Alguns dos traços da sua maneira de ser, como o espírito de liderança, levaram a que José Lopes Martins cedo se estabelecesse, mais concretamente a 10 de Dezembro de 1929, no seu prédio antigo na Rua Inácio Perestrelo (onde agora se encontra o BPI), tendo a idade de 19 anos, com o ofício de chapeleiro, nascendo aqui a alcunha de Martins Chapeleiro.

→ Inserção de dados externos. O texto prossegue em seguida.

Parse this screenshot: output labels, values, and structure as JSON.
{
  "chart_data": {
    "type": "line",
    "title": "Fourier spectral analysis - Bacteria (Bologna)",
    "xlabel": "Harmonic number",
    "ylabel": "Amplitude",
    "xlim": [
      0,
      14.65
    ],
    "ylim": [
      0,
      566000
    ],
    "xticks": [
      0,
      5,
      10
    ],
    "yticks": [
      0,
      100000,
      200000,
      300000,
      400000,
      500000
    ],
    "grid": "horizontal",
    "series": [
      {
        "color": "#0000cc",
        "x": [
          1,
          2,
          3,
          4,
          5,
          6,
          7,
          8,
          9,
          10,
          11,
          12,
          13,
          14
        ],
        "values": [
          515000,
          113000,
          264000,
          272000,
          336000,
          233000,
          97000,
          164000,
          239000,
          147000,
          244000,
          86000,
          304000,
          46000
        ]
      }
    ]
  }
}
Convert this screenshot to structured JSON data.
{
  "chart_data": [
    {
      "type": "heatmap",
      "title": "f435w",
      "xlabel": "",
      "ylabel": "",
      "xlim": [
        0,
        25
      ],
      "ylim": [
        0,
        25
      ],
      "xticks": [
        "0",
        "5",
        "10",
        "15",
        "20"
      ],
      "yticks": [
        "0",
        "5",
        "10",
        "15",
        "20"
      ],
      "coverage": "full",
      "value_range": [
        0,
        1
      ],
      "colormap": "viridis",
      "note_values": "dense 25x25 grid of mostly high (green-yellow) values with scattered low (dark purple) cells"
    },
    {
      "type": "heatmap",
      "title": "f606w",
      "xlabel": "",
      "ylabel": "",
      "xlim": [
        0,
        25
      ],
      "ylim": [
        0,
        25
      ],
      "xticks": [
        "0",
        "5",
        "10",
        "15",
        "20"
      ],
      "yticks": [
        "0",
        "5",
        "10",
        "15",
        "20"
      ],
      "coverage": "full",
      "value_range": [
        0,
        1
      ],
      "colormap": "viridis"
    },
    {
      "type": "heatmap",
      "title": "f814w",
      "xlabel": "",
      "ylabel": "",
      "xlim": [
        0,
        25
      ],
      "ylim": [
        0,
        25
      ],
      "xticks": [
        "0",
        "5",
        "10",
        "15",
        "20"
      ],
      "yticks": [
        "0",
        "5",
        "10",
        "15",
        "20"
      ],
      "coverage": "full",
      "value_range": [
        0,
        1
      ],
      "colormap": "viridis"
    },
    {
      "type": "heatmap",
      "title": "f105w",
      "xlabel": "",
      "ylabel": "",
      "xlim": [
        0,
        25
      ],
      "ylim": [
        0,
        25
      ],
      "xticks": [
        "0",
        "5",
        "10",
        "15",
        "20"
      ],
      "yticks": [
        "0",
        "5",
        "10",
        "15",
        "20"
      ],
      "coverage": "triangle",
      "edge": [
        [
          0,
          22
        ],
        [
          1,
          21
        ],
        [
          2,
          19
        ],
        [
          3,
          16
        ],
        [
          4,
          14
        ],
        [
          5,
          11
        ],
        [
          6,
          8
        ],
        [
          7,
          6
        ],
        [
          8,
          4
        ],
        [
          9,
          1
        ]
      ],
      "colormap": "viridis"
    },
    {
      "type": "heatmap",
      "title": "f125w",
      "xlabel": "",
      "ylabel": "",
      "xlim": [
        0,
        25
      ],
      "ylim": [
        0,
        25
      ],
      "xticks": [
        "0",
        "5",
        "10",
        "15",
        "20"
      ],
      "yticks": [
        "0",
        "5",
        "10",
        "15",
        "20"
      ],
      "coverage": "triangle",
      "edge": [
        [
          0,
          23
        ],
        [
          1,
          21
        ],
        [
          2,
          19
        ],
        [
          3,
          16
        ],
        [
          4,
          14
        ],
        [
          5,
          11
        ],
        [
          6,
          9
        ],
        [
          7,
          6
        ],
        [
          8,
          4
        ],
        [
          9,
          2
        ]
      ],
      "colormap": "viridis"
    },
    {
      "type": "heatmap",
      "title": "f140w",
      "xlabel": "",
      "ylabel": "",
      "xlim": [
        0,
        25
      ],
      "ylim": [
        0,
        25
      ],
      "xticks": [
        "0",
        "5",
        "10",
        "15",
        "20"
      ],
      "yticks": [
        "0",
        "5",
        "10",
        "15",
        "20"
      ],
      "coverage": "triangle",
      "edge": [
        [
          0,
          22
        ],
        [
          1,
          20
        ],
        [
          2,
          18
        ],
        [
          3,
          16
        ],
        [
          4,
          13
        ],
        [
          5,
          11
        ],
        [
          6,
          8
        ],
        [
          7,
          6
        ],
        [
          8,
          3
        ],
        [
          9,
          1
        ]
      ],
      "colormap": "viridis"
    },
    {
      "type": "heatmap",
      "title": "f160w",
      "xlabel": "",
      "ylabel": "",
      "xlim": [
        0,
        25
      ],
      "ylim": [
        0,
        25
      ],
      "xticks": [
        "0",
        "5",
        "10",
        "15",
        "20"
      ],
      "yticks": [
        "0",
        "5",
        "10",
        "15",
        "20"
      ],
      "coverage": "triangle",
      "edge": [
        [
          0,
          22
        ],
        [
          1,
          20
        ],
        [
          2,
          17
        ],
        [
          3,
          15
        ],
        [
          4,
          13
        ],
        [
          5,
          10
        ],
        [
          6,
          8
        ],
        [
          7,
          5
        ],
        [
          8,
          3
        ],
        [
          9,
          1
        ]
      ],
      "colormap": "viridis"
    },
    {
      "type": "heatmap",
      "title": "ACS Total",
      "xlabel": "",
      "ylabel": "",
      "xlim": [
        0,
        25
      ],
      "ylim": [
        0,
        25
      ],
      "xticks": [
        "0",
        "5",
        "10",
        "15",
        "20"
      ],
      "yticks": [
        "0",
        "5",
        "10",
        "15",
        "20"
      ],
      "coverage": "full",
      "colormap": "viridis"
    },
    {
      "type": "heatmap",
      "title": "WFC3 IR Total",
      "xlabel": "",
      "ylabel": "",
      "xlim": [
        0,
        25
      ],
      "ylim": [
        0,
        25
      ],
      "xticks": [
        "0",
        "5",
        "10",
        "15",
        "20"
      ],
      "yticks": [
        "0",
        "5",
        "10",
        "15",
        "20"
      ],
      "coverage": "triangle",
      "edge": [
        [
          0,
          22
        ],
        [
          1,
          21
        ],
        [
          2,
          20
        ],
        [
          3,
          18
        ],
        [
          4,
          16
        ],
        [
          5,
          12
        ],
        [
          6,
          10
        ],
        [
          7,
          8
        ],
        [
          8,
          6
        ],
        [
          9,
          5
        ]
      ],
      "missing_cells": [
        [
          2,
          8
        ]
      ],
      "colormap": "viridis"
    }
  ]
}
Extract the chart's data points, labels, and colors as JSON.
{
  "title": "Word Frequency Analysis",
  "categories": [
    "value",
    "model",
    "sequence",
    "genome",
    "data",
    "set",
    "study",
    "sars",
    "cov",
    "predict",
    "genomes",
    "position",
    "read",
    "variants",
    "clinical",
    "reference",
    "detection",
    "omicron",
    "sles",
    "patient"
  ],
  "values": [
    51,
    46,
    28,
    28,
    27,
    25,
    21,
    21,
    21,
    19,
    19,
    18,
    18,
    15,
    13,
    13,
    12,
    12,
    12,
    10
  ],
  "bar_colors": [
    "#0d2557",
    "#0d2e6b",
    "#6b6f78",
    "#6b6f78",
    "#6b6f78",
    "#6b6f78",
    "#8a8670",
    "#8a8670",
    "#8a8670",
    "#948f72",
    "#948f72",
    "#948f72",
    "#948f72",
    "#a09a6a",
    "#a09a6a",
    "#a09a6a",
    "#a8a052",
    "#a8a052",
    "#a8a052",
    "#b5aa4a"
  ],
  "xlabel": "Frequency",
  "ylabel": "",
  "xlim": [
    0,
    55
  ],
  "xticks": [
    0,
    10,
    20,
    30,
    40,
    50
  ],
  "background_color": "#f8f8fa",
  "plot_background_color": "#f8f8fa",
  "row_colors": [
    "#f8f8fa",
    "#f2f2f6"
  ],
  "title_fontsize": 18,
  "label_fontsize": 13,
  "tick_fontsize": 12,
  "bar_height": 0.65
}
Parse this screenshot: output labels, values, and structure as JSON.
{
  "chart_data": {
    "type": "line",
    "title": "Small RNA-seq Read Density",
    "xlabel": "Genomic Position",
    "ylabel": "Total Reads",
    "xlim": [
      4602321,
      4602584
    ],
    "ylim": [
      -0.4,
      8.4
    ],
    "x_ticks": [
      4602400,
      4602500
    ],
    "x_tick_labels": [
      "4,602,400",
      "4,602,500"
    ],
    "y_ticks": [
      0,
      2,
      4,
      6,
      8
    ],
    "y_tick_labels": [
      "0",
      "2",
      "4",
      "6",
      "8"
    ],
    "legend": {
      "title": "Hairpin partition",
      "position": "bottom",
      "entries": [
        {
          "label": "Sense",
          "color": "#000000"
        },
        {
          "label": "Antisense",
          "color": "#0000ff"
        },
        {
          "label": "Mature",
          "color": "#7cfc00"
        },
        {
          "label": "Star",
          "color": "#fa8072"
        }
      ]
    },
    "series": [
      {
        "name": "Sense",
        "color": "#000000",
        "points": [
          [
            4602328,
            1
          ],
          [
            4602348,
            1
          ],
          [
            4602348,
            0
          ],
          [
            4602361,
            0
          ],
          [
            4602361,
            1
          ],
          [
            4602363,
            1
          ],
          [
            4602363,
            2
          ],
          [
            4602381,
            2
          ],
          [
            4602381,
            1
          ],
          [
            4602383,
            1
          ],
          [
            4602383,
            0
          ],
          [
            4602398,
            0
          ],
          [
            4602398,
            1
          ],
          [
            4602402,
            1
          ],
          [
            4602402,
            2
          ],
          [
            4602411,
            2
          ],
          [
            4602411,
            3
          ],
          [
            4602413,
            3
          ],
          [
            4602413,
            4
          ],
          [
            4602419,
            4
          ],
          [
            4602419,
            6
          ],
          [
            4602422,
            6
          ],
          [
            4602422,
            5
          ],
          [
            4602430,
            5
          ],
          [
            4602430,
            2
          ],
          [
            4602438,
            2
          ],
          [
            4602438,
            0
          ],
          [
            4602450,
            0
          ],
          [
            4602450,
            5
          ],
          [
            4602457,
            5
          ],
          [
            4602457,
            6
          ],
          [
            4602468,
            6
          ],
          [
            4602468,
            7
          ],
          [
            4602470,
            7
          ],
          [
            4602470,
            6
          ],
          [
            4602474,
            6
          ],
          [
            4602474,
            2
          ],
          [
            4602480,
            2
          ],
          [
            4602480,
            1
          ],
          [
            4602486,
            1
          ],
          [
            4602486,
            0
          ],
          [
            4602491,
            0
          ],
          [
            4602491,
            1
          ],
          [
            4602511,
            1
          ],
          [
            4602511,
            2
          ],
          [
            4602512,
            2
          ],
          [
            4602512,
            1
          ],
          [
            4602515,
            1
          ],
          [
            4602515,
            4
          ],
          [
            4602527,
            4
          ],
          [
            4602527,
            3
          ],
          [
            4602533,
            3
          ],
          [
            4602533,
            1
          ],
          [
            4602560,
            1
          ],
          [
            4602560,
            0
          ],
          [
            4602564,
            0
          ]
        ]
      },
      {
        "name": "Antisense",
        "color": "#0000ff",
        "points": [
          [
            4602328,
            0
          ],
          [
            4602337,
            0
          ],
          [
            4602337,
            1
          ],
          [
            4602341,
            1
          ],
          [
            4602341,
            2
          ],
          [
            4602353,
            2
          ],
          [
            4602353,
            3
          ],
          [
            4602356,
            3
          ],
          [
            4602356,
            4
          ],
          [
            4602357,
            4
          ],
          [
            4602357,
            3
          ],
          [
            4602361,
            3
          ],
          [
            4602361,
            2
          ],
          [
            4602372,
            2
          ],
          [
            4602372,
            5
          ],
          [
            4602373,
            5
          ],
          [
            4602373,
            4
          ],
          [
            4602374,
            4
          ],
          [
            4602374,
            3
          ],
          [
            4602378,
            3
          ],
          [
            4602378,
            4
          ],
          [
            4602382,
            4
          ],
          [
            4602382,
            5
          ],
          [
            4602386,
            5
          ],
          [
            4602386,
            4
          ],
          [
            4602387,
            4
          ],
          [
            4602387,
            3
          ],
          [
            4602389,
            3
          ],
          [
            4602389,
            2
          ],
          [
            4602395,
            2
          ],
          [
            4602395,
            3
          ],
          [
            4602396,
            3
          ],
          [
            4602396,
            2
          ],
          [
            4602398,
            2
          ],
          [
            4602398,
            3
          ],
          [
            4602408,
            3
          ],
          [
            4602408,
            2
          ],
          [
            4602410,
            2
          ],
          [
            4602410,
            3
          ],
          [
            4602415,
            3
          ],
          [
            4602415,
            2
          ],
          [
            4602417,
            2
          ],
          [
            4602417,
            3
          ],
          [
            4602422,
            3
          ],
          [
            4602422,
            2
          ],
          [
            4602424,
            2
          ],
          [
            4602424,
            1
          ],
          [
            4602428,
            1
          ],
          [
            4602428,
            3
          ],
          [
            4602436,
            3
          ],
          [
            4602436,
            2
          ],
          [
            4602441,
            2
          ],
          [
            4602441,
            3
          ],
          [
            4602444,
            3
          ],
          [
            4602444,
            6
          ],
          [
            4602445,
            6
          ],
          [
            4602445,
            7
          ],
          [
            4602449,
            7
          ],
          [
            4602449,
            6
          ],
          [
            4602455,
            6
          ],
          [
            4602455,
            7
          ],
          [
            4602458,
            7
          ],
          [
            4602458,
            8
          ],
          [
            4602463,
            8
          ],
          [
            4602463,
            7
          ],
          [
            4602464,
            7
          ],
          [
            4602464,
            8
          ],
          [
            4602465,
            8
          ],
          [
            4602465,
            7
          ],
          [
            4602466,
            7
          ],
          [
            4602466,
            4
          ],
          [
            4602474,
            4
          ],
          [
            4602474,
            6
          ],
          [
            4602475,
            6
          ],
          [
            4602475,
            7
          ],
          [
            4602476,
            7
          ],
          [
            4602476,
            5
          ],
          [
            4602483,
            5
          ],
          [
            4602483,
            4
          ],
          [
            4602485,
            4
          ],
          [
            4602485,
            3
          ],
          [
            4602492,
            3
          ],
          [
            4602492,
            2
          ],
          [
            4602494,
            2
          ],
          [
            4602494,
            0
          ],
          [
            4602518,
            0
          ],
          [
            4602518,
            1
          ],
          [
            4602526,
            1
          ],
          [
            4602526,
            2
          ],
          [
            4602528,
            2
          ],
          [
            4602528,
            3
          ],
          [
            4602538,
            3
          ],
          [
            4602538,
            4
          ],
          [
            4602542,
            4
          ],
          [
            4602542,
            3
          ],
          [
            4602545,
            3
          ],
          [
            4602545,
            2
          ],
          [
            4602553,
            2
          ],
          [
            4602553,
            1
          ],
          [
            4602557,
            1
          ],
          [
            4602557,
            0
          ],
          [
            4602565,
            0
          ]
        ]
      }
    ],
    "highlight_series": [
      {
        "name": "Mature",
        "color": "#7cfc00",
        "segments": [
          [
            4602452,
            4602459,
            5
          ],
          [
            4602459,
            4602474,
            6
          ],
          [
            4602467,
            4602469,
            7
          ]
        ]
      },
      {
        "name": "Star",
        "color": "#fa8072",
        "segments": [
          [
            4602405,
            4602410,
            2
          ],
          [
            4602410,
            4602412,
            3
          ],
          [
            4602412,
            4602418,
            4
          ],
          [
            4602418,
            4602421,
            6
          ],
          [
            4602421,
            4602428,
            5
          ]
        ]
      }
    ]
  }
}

Neste mesmo prédio situavam-se os Armazéns Limienses, um local onde podíamos encontrar todo o tipo de roupa, sapatos, tecidos, roupa de cama, miudezas, chapéus, guarda-chuvas, guarda-sóis, sombrinhas e muitas outras coisas. Posteriormente, os Armazéns Limienses passaram para o prédio em frente, sendo o anterior demolido. Nesse local foi construído um outro prédio, também propriedade de José Lopes Martins, cujo projeto arquitetónico é da autoria da famosa dupla Vinagre e Côrte-Real, sendo um dos primeiros prédios com assinatura de arquiteto no centro histórico. Assim sendo, José Lopes Martins, detentor destes e outros prédios, revolucionou um pouco a paisagem do centro histórico de Ponte de Lima.

Além dos Armazéns Limienses fundou uma fábrica de guarda-chuvas, guarda-sóis e sombrinhas, situando-se inicialmente na Rua do Souto, onde atualmente se encontra o Agra Oculista. Nesse mesmo edifício funcionou também uma funerária, propriedade de José Lopes Martins. Esta fábrica foi posteriormente transferida para a Rua Formosa, onde agora se encontra o Xusso Bar e a Hamburgaria da Vila. No Xusso Bar está exposta uma pequena amostra do recheio da antiga fábrica.

Participou juntamente com outros sócios na indústria da serração, onde atualmente se situam os armazéns de ferro – Ferrolimiana – em Além da Ponte.

A agricultura e o vinho ocuparam também um lugar de destaque na sua vida profissional, sendo detentor de três quintas onde se produziam entre outras coisas maçãs, peras e uvas que posteriormente eram entregues na Adega Cooperativa de Ponte de Lima. Nas vindimas juntavam-se lá os jornaleiros, caseiros e funcionários da loja e da fábrica. Fazia-se o tradicional lanche com presunto, broa, cerveja/vinho e, à medida que iam cortando os cachos das uvas, cantavam.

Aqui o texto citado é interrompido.